14.6.14

Magia

Necesito volver a las letras, a las historias, a la pluma y al papel. También me sirven teclas y pantalla, no te sientas discriminado, dear laptop.  

Dejar mis dedos trabajar por mí, hacer volar a la mente hasta límites insospechados. Cerrar los ojos mientras escribo, mientras mi imaginación encuentra lugares sorprendentes donde divertirse y crear nuevas historias. Historias irreales en el mundo real pero reales en mi imaginación, donde, por un momento, el mundo real se transforma en irreal y lo único que valen son las letras, las palabras, las frases, las metáforas, las anáforas, y, si me apuras, los paralelismos. 

Necesito regresar a este rincón para esconderme durante varios minutos de la fría, hostil y violenta realidad que me rodea. Llamémoslo mundo, llamémoslo planeta Tierra, llamémoslo sociedad, llamémoslo país en crisis, llamémoslo problemas políticos, llamémoslo hipocresía, llamémoslo demagogia barata, llamémoslo violencia, llamémoslo época de exámenes, llamémoslo folios, apuntes y diapositivas que estudiar. Llamémoslo agobios, carrera, dolores de cabeza y ganas de llorar. Y, por qué no, llamémoslo momentos felices, risas, lágrimas de alegría y las mejores compañías.

Pero quiero que por un tiempo lo único válido sea esto. ESTO. Este fluir de letras, el sonido de las teclas y mi mente volando al infinito y más allá. ¿Que tendría que estar estudiando? Sí. Pero eso ahora mismo no importa. Lo que importa es esto que está pasando ahora mismo. Algunos lo llamarán escribir, otros, ingenuos, lo denominarán la actividad más aburrida del mundo. Yo prefiero considerarlo magia. No hay nada más mágico que crear algo desde cero. Desde la blancura del documento de texto más blanco, hasta la preciosidad de un escrito, lleno de palabras que hacen frases y frases que hacen párrafos. Y párrafos que conforman un texto, donde cada letra, cada palabra, cada frase, cada punto y cada coma se juntan para cobrar sentido y contarte la historia más maravillosa del mundo. O quizá no, pero sí mágica, porque ha sido creada desde cero, y la persona que la ha visto nacer y crecer es la que más lo ha disfrutado.

Y eso es lo importante. Quizá esto no tenga los mejores escritos del mundo, ni las historias más interesantes. Pero la escritora se evade del mundo real cada vez que viene aquí a refugiarse: de la realidad externa e interna. De mi realidad, de mi persona. Y es lo que me hacía falta. Aquí dentro todo sienta mejor, todo mejora, todo a mi alrededor desaparece por unos ansiados instantes.

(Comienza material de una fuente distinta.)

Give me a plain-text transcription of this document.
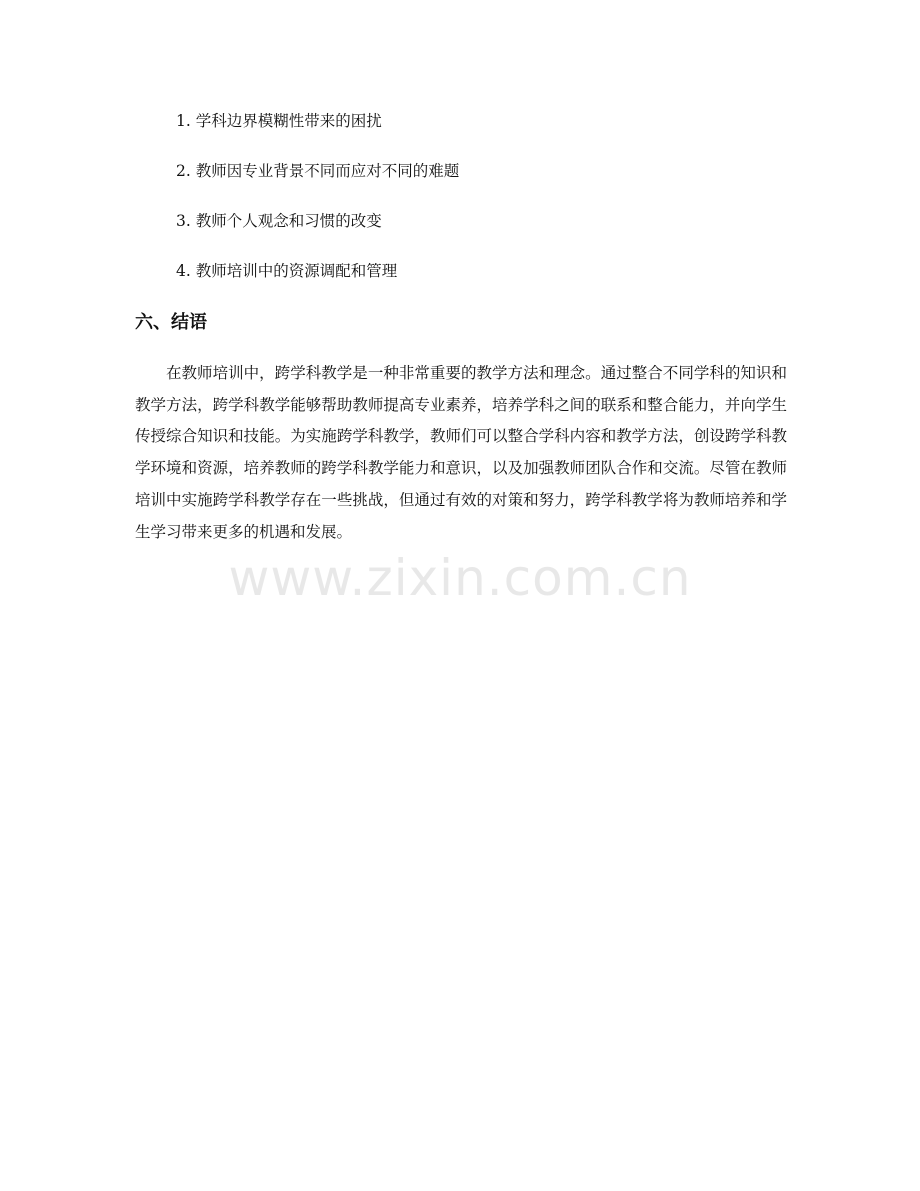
1. 学科边界模糊性带来的困扰
2. 教师因专业背景不同而应对不同的难题
3. 教师个人观念和习惯的改变
4. 教师培训中的资源调配和管理
六、结语

在教师培训中，跨学科教学是一种非常重要的教学方法和理念。通过整合不同学科的知识和教学方法，跨学科教学能够帮助教师提高专业素养，培养学科之间的联系和整合能力，并向学生传授综合知识和技能。为实施跨学科教学，教师们可以整合学科内容和教学方法，创设跨学科教学环境和资源，培养教师的跨学科教学能力和意识，以及加强教师团队合作和交流。尽管在教师培训中实施跨学科教学存在一些挑战，但通过有效的对策和努力，跨学科教学将为教师培养和学生学习带来更多的机遇和发展。

www.zixin.com.cn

Tras años sin escribir vuelvo con más ganas que nunca. Lo necesitaba. Y mis dedos, y mi mente, que vuela más alto y más rápido que cualquier mente en el mundo.

Soy un mago que fue despojado de su varita mágica hace dos años. Y hoy, como por arte de magia, la ha recuperado, para con sus alas volar, y volar, y volar.

2 comentarios:

  1. Tus palabras me han emocionado, con todas estas letras dan ganas de hacer, como lo llamarias tu, magia. Sigue haciendolo porque siempre que hay magia, siempre que hay un mago, hay espectadores para disfrutar de ella. :-)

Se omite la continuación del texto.